Егор рассказал. Полностью, что помнил. Свои чувства, эмоции. Антон от такого рассказа лишь шире раскрывал глаза, с ужасом глядя на друга. Он неделю отдыхал с человеком, который планировал его убить, который жил целую неделю с мыслю о месте.
— Егор, — Игорь не сводил глаз с парня. — Пара вопросов, и доказательства твоей версии будут не нужны.
— Давай, — согласился несостоявшийся убийца.
— Ты сказал, что проснувшись, пошел на улицу, где тебе и отзвонился Антон. Так?
— Да, — уверено ответил Егор.
— Теракт ты совершил где-то в обед. Так?
— Да, — все еще уверено, но уже задумчиво сказал парень.
— Ясным солнечным днем?
— Да, — вяло ответил Егор и опустил голову на руки.
— Понимаешь?
Молчание и медленный кивок.
— В тот вечер, Егор, — для убедительности продолжил свою мысль Игорь. — Вечер. Была гроза и ливень, смывший полгорода. Но не солнечный день.
— Твою же мать! — парень, не поднимая головы, тяжело задышал. Как же так? Все сон?

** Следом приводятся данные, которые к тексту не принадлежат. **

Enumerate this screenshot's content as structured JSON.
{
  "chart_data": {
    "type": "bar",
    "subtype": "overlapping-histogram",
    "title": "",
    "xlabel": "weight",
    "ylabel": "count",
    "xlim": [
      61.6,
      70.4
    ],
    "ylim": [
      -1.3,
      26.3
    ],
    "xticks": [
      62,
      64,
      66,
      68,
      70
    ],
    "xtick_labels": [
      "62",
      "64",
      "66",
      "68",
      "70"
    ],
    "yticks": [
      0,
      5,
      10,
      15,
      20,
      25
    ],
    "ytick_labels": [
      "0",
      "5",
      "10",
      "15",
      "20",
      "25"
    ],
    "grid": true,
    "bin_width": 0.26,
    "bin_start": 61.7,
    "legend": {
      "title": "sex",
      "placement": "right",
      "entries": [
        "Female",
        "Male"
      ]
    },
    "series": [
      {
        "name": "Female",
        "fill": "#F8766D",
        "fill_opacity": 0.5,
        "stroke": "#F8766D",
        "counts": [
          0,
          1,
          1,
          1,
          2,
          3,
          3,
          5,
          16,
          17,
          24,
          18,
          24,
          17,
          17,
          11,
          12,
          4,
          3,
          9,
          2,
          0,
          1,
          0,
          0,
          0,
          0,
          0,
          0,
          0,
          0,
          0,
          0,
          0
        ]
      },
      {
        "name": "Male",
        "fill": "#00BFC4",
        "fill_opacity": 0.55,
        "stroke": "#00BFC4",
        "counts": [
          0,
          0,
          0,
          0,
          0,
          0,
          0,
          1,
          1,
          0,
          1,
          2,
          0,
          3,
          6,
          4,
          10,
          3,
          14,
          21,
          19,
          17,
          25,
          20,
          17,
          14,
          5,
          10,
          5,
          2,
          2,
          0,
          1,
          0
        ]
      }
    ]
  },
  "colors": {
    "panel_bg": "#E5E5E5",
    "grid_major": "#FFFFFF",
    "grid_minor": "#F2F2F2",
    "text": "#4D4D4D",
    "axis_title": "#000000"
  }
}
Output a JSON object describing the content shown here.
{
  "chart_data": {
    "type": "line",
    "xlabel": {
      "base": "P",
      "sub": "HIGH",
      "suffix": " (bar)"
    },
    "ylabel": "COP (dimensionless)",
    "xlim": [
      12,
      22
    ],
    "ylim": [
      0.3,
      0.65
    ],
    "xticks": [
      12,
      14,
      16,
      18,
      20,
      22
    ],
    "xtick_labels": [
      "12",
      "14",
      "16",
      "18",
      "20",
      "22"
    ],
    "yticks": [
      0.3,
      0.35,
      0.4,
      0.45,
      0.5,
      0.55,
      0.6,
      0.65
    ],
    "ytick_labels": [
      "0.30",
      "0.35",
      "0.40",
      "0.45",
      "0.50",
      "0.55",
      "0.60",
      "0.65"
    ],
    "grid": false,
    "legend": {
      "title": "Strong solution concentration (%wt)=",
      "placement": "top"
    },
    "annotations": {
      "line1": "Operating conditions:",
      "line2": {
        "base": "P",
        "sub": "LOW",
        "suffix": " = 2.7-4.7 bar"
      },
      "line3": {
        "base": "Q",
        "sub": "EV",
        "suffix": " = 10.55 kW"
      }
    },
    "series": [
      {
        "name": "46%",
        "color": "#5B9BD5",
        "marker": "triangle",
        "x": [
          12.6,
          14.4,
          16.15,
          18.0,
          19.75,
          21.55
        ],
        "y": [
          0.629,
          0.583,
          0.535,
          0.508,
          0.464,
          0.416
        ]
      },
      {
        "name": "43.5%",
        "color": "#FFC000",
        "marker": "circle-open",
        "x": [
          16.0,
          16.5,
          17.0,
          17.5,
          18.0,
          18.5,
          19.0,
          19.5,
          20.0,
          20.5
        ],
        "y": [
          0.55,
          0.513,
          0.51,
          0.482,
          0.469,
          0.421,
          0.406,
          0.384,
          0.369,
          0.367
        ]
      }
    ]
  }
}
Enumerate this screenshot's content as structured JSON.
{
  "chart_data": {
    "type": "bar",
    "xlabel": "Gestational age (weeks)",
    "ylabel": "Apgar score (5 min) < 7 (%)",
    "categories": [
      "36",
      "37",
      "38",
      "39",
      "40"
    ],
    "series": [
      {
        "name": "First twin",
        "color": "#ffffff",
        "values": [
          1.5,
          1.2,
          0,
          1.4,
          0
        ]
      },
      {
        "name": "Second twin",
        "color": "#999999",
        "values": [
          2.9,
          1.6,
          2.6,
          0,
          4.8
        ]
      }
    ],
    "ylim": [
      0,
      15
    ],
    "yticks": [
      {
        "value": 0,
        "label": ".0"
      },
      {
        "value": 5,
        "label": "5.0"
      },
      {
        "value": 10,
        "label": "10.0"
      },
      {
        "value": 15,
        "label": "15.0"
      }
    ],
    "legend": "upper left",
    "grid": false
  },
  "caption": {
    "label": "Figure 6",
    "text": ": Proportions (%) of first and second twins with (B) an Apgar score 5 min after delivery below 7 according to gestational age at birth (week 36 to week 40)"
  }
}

Как он мог не сложить эти два факта. Ведь он столько раз смотрел репортажи и читал новости. Вечер, гроза. Почему только сейчас этот факт зацепился за мозги. Или с его головой и вправду что-то не в порядке? Как мог допустить, что его друг его предал? А мама? Ведь в версии с его терактом, она была ранена, а она цела. Почему предположил, что ошибся какой-то там охранник, а не он сам? И Антон? Ведь он же себя всю дорогу вел по-человечески. И крепыш этот случайный. Все сам себе придумал? А потом накрутил? — Твою же мать!
— Угу, — подтвердил его мысли Игорь. — Твою же мать. А теперь послушай, что расскажу я. Раз уж ты тоже гулял по выжженной пустыни. Можешь считать меня, да и их двоих, — он указал на Машу и Виктора. — Можешь считать нас психами. Но не больше чем самого себя.